Iklan - Geser ke atas untuk melanjutkan
Senin, 04 Mei 2026

Viral Video SPBU Tarutung Kehabisan BBM dalam Sejam, Ini Penjelasan dan Aturan Baru Pemkab

Anwar Lubis - Minggu, 07 Desember 2025 11:43 WIB
1.104 view
Viral Video SPBU Tarutung Kehabisan BBM dalam Sejam, Ini Penjelasan dan Aturan Baru Pemkab
Foto: Tangkapan Layar
Tangkapan layar video viral menunjukkan antrean panjang kendaraan di SPBU Tarutung, Kabupaten Taput, Jumat malam (6/12/2025). Warganet mempertanyakan cepatnya BBM habis meski baru saja mobil tangki melakukan bongkar muat.

Taput(harianSIB.com)

Video viral memperlihatkan kondisi mencengangkan di SPBU Tarutung, Kabupaten Tapanuli Utara (Taput). Dalam video yang beredar di media sosial, mobil tangki BBM yang baru tiba justru dilaporkan kehabisan stok hanya dalam waktu kurang dari sejam.

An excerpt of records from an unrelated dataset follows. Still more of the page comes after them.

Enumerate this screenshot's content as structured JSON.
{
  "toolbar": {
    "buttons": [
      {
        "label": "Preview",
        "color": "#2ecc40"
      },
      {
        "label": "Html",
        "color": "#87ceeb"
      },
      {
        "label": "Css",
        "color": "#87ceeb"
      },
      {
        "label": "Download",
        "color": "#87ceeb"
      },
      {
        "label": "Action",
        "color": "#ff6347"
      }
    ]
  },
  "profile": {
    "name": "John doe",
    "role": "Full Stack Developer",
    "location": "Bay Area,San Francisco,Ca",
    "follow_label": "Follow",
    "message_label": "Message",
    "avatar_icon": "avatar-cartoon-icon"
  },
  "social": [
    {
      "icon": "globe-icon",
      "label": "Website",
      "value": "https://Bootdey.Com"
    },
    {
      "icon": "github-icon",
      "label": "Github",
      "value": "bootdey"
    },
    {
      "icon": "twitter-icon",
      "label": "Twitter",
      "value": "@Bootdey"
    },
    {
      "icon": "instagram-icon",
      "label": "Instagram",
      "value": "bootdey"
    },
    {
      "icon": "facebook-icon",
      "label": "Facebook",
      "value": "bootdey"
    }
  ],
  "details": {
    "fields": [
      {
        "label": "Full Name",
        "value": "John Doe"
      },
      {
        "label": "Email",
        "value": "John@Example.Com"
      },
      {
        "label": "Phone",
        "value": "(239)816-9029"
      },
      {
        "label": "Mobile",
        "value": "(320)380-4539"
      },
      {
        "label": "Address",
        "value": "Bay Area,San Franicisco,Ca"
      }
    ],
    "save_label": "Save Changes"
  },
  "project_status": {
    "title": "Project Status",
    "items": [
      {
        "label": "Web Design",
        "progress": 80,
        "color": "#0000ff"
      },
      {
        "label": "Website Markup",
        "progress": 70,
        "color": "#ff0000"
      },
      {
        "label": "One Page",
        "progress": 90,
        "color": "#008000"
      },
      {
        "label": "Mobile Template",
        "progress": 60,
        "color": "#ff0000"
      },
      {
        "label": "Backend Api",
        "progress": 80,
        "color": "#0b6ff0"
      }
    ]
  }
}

"Mobil tangki tiba di SPBU pukul 22.16 WIB, selesai bongkar pukul 23.10 WIB. Pihak SPBU mulai bekerja mengisi BBM ke masyarakat. Singkat cerita, pukul 01.20 pihak SPBU mengatakan kalau minyak sudah habis," tulis warganet dalam postingan yang viral di Facebook dan media sosial lainnya.

Warganet mempertanyakan kelogisan situasi tersebut. "Logikanya, apakah mungkin minyak tersebut habis dalam waktu hanya satu jam ?" tanya pengunggah video yang langsung menuai puluhan interaksi.

Baca Juga:
Dalam postingan lain yang juga viral, seorang warga menggambarkan kondisi antrean malam hari di SPBU Tarutung yang semakin mengular.

"Kondisi malam ini di SPBU Tarutung. Setiap hari minyak masuk ke SPBU Tarutung 8 ton. Secara logika berpikir, seharusnya antrian semakin sedikit, tetapi kenyataannya yang terjadi semakin bertambah," ungkap warganet tersebut.

Padahal, menurut informasi yang beredar, di Kabupaten Taput terdapat beberapa SPBU lain seperti di Sipoholon, Sipahutar, Sarulla, dan Adiankoting.

Video dan postingan viral tersebut juga memuat imbauan kepada sesama warga. "Buat saudara-saudaraku, buat yang sudah dapat BBM untuk istirahat. Berikan buat saudara-saudara kita yang belum dapat BBM biar mereka kebagian BBM. Jangan biarkan keserakahan menghantui diri kita," demikian imbauan yang tertulis.

Merespons kelangkaan BBM yang terjadi, Pemerintah Kabupaten Taput mengeluarkan kesepakatan bersama pada Jumat (5/12/2025), sehari setelah video viral tersebut beredar.

Kesepakatan ini melibatkan Pemkab Taput, TNI, Polri, Kejaksaan dan PT Pertamina untuk mengatur distribusi BBM selama masa tanggap darurat bencana alam hidrometeorologi.

Bupati Taput telah menetapkan status tanggap darurat bencana alam hidrometeorologi melalui Keputusan Nomor 552 Tahun 2025. Kelangkaan BBM terjadi akibat dampak bencana yang melanda wilayah tersebut.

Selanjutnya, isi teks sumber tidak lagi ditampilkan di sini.